Indeed, one of Franklin’s main arguments in its exchanges with Sebi has been that it has filed multiple compliance reports, and that “no concerns regarding violation of the categorization circulars have been raised in past audits/inspections." The firm added, “Otherwise, (we) would have been prompt in addressing the same".

While it may look a bit cheeky to point out to a regulator that non-compliance wasn’t pointed out early enough in the day, this does suggest the possibility that Franklin did indeed comply with the letter of Sebi’s rules and regulations.

The fact that no violations came to light in the various compliance reports and audits and inspections may well be because the rules themselves allowed many of the investment decisions the regulator is now frowning upon.

As luck would have it, Franklin’s decision to shut down its schemes has worked out fairly well for its investors. Already, 71% of all funds have been returned, and the mark-to-market value of the unsold securities as on 31 May suggests investors may get away without any haircut.

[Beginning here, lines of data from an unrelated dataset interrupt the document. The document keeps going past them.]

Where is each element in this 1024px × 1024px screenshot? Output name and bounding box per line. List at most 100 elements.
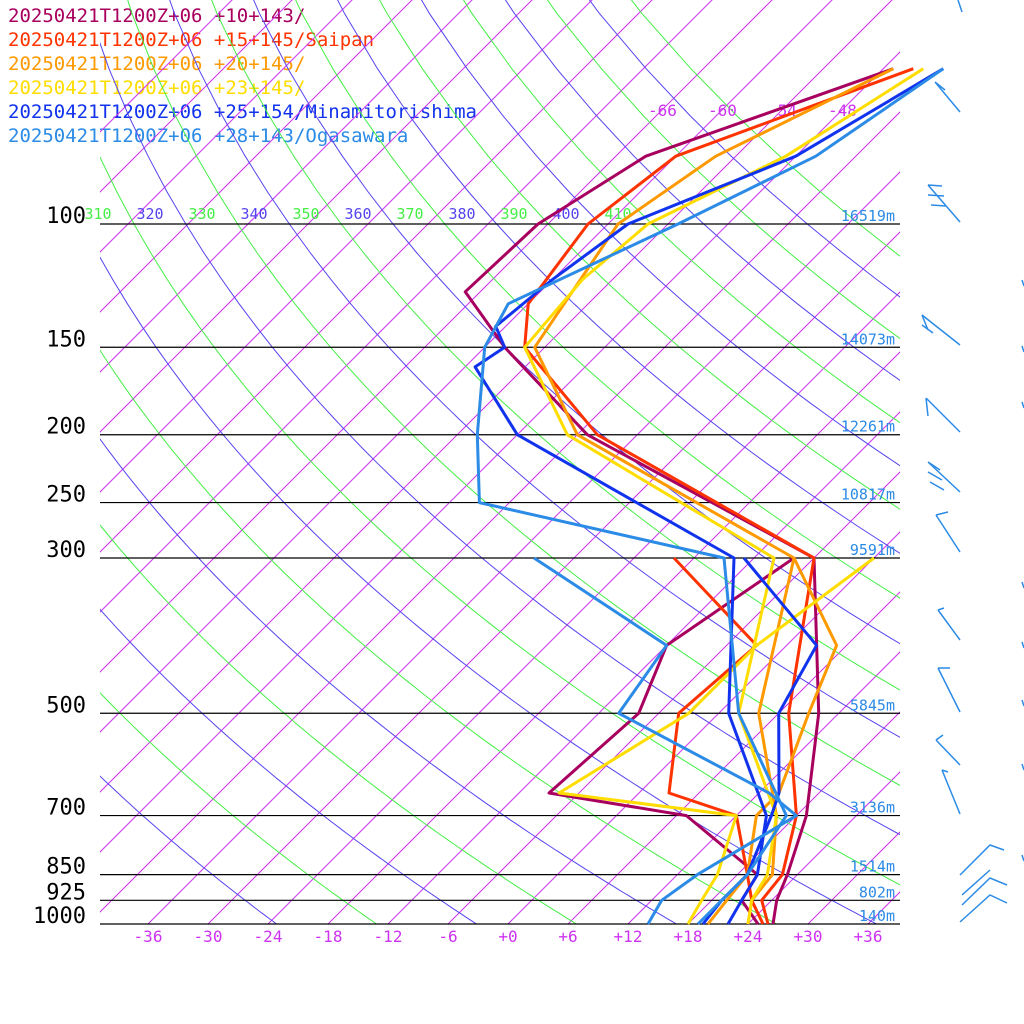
theta-label: 310	[84, 205, 111, 223]
x-tick-label: +18	[674, 927, 703, 946]
isotherm	[507, 531, 900, 924]
isotherm	[100, 0, 533, 433]
dry-adiabat	[100, 349, 777, 924]
x-tick-label: +36	[854, 927, 883, 946]
dewpoint-line	[706, 557, 839, 925]
temperature-line	[473, 67, 945, 925]
pressure-label: 300	[46, 538, 86, 563]
pressure-label: 850	[46, 855, 86, 880]
pressure-label: 250	[46, 483, 86, 508]
dry-adiabat	[588, 0, 900, 298]
temperature-line	[475, 67, 945, 926]
x-tick-label: -18	[314, 927, 343, 946]
wind-barb	[961, 869, 1008, 906]
dry-adiabat	[100, 438, 677, 924]
pressure-label: 100	[46, 204, 86, 229]
isotherm	[100, 0, 893, 793]
legend-entry: 20250421T1200Z+06 +28+143/Ogasawara	[8, 125, 409, 147]
temperature-line	[463, 67, 894, 925]
height-label: 1514m	[850, 858, 895, 876]
x-tick-label: -36	[134, 927, 163, 946]
theta-label: 350	[292, 205, 319, 223]
isotherm	[100, 0, 773, 673]
dry-adiabat	[337, 0, 900, 554]
wind-barb	[925, 397, 961, 433]
theta-label: 340	[240, 205, 267, 223]
pressure-label: 500	[46, 693, 86, 718]
wind-barb	[927, 461, 961, 493]
x-tick-label: -30	[194, 927, 223, 946]
pressure-label: 700	[46, 796, 86, 821]
pressure-label: 925	[46, 880, 86, 905]
dry-adiabat	[100, 256, 877, 924]
isotherm	[327, 351, 900, 924]
grid	[100, 0, 900, 924]
theta-label: 370	[396, 205, 423, 223]
pressure-label: 200	[46, 415, 86, 440]
isotherm	[100, 0, 413, 313]
wind-barb	[959, 844, 1005, 876]
legend-entry: 20250421T1200Z+06 +15+145/Saipan	[8, 29, 375, 51]
height-label: 5845m	[850, 696, 895, 714]
height-label: 16519m	[841, 207, 895, 225]
wind-barbs	[921, 0, 1024, 923]
x-tick-label: +12	[614, 927, 643, 946]
dry-adiabat	[630, 0, 900, 257]
wind-barb	[934, 81, 961, 113]
isotherm	[867, 891, 900, 924]
theta-label: 390	[500, 205, 527, 223]
dry-adiabat	[100, 692, 377, 924]
x-tick-label: +24	[734, 927, 763, 946]
dry-adiabat	[100, 156, 900, 886]
dry-adiabat	[100, 775, 277, 924]
height-label: 12261m	[841, 418, 895, 436]
profiles	[463, 67, 945, 926]
isotherm-label: -66	[648, 101, 677, 120]
dry-adiabat	[100, 524, 577, 924]
isotherm	[100, 0, 713, 613]
temperature-line	[523, 67, 925, 925]
height-label: 10817m	[841, 486, 895, 504]
height-label: 3136m	[850, 799, 895, 817]
isotherm	[100, 0, 293, 193]
temperature-line	[523, 67, 914, 925]
isotherm	[100, 0, 353, 253]
isotherm	[447, 471, 900, 924]
theta-label: 330	[188, 205, 215, 223]
theta-label: 380	[448, 205, 475, 223]
theta-label: 360	[344, 205, 371, 223]
isotherm	[687, 711, 900, 924]
height-label: 9591m	[850, 541, 895, 559]
wind-barb	[935, 734, 961, 766]
x-tick-label: +6	[558, 927, 577, 946]
height-label: 14073m	[841, 330, 895, 348]
x-tick-label: -6	[438, 927, 457, 946]
pressure-label: 1000	[33, 904, 86, 929]
x-tick-label: -24	[254, 927, 283, 946]
legend-entry: 20250421T1200Z+06 +10+143/	[8, 5, 306, 27]
theta-label: 320	[136, 205, 163, 223]
wind-barb	[959, 894, 1008, 923]
temperature-line	[533, 67, 894, 925]
height-label: 140m	[859, 907, 895, 925]
height-label: 802m	[859, 883, 895, 901]
x-tick-label: +30	[794, 927, 823, 946]
wind-barb	[941, 769, 961, 815]
legend-entry: 20250421T1200Z+06 +23+145/	[8, 77, 306, 99]
x-tick-label: -12	[374, 927, 403, 946]
dry-adiabat	[379, 0, 900, 510]
x-tick-label: +0	[498, 927, 517, 946]
pressure-label: 150	[46, 327, 86, 352]
isotherm-label: -48	[828, 101, 857, 120]
dewpoint-line	[557, 556, 875, 925]
wind-barb	[921, 314, 961, 346]
isotherm	[567, 591, 900, 924]
isotherm	[100, 51, 900, 853]
wind-barb	[935, 511, 961, 553]
dry-adiabat	[504, 0, 900, 381]
wind-barb	[927, 184, 961, 223]
isotherm	[100, 0, 233, 133]
isotherm-label: -60	[708, 101, 737, 120]
wind-barb	[957, 0, 963, 13]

The multiple liquidity schemes unleashed by the central bank post-covid have helped many mutual funds offload illiquid paper. Franklin investors, in one sense, have had the best of both worlds.

In the years running up to the debt fund crisis, they earned abnormal, almost equity-like returns, while having the benefit of very low volatility. And now, they look set to get nearly all of their investment back. The fund house is likely to argue that far from being short-changed, investors in its schemes got exactly what they were sold—higher returns in exchange for higher risk.

Of course, the fact remains that by abruptly shutting down the schemes, the fund house did create panic among its investors. While SAT may be sympathetic to this sentiment, it will look for actual rule violations before upholding Sebi’s ruling. On that front, the order does appear to fall short, especially when it comes to justifying an over 500 crore fine.